3

This has been bugging me for a very long time: how to do pointer conversion from anything to char * to dump binary to disk.

In C, you don't even think about it.

double d = 3.14;
char *cp = (char *)&d;

// do what u would do to dump to disk

However, in C++, where everyone is saying C-cast is frowned upon, I've been doing this:

double d = 3.14;
auto cp = reinterpret_cast<char *>(&d);

Now this is copied from cppreference, so I assume this is the proper way.

However, I've read from multiple sources saying this is UB. (e.g. this one) So I can't help wonder if there is any "DB" way at all (According to that post, there's none).

Another scenario I often encounter is to implement an API like this:

void serialize(void *buffer);

where you would dump a lot of things to this buffer. Now, I've been doing this:

void serialize(void *buffer) {
    int intToDump;
    float floatToDump;

    int *ip = reinterpret_cast<int *>(buffer);
    ip[0] = intToDump;

    float *fp = reinterpret_cast<float *>(&ip[1]);
    fp[0] = floatToDump;
}

Well, I guess this is UB as well.

Now, is there truly no "DB" way to accomplish either of these tasks? I've seen someone using uintptr_t to accomplish sth similar to serialize task with pointer as integer math along with sizeof, but I'm guessing here that it's UB as well.

Even though they are UB, compiler writers usually do the rational things to make sure everything is okay. And I'm okay with that: it's not an unreasonable thing to ask for.

So my questions really are, for the two common tasks mentioned above:

  1. Is there truly no "DB" way to accomplish them that will satisfy the ultimate C++ freaks?
  2. Any better way to accomplish them other than what I've been doing?

Thanks!

TerryTsao
  • 565
  • 7
  • 16

1 Answers1

6

Your serialize implementation's behavior is undefined because you violate the strict aliasing rules.
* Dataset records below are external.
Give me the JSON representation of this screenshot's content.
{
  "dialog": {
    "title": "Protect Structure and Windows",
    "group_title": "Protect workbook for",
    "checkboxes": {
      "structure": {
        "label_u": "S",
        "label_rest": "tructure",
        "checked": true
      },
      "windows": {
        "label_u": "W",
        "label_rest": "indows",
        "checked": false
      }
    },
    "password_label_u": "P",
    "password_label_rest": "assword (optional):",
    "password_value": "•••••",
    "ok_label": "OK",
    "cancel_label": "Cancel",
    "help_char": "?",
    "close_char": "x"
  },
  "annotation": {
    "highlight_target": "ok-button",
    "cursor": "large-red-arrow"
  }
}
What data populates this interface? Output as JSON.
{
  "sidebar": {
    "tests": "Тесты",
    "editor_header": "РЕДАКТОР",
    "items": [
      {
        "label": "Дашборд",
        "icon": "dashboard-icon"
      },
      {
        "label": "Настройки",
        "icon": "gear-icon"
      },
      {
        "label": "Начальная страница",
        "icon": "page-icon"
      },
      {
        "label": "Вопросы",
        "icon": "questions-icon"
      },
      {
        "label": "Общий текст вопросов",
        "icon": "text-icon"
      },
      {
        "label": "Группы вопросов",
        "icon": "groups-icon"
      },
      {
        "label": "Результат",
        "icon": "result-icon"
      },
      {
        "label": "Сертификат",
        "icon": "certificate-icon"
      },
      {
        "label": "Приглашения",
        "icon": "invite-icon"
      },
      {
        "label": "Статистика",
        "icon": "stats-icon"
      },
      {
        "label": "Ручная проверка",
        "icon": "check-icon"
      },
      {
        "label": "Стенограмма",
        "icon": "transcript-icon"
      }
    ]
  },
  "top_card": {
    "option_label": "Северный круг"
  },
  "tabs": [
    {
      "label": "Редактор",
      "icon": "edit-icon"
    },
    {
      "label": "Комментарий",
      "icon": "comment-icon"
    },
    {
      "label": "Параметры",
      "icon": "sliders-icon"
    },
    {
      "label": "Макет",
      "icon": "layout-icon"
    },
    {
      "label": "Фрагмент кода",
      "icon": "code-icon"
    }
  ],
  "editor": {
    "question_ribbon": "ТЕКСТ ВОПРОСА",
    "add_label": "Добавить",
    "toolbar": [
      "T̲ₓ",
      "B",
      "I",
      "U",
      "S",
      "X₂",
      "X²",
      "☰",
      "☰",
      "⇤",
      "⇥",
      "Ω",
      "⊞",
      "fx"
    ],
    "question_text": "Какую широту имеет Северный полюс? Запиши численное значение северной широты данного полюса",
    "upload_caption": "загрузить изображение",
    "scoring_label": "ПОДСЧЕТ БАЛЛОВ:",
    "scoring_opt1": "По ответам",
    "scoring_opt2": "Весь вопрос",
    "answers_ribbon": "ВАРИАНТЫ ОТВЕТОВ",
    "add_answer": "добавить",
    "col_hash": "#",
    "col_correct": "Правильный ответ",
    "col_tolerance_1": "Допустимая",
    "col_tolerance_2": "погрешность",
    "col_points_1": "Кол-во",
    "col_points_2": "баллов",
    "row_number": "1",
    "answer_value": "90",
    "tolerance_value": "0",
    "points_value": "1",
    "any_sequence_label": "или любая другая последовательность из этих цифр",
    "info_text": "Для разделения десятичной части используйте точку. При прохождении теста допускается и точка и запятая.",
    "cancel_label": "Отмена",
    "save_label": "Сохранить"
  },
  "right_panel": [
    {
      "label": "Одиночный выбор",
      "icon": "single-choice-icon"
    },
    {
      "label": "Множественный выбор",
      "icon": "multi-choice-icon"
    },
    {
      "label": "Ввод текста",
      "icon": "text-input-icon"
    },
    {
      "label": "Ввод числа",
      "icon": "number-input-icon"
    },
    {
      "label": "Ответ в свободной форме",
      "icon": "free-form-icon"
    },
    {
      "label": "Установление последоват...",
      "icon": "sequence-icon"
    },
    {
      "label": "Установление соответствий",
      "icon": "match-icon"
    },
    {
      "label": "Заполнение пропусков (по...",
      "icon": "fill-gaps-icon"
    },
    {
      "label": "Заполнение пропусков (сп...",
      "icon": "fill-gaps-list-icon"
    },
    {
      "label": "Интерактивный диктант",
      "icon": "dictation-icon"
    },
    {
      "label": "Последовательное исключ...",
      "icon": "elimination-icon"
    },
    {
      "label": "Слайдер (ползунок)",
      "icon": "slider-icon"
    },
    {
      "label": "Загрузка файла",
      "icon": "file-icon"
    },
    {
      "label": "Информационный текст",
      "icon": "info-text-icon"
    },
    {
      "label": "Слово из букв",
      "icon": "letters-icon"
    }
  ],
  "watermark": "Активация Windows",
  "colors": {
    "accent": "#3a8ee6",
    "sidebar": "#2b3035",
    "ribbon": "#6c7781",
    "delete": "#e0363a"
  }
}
The strict aliasing rules say, in short, that you cannot reference any object via a pointer or reference to a different type. There is one major exception to that rule though: any object may be referenced via a pointer to char, unsigned char, or (since C++17) std::byte. Note that this exception does not apply the other way around; a char array may not be accessed via a pointer to a type other than char.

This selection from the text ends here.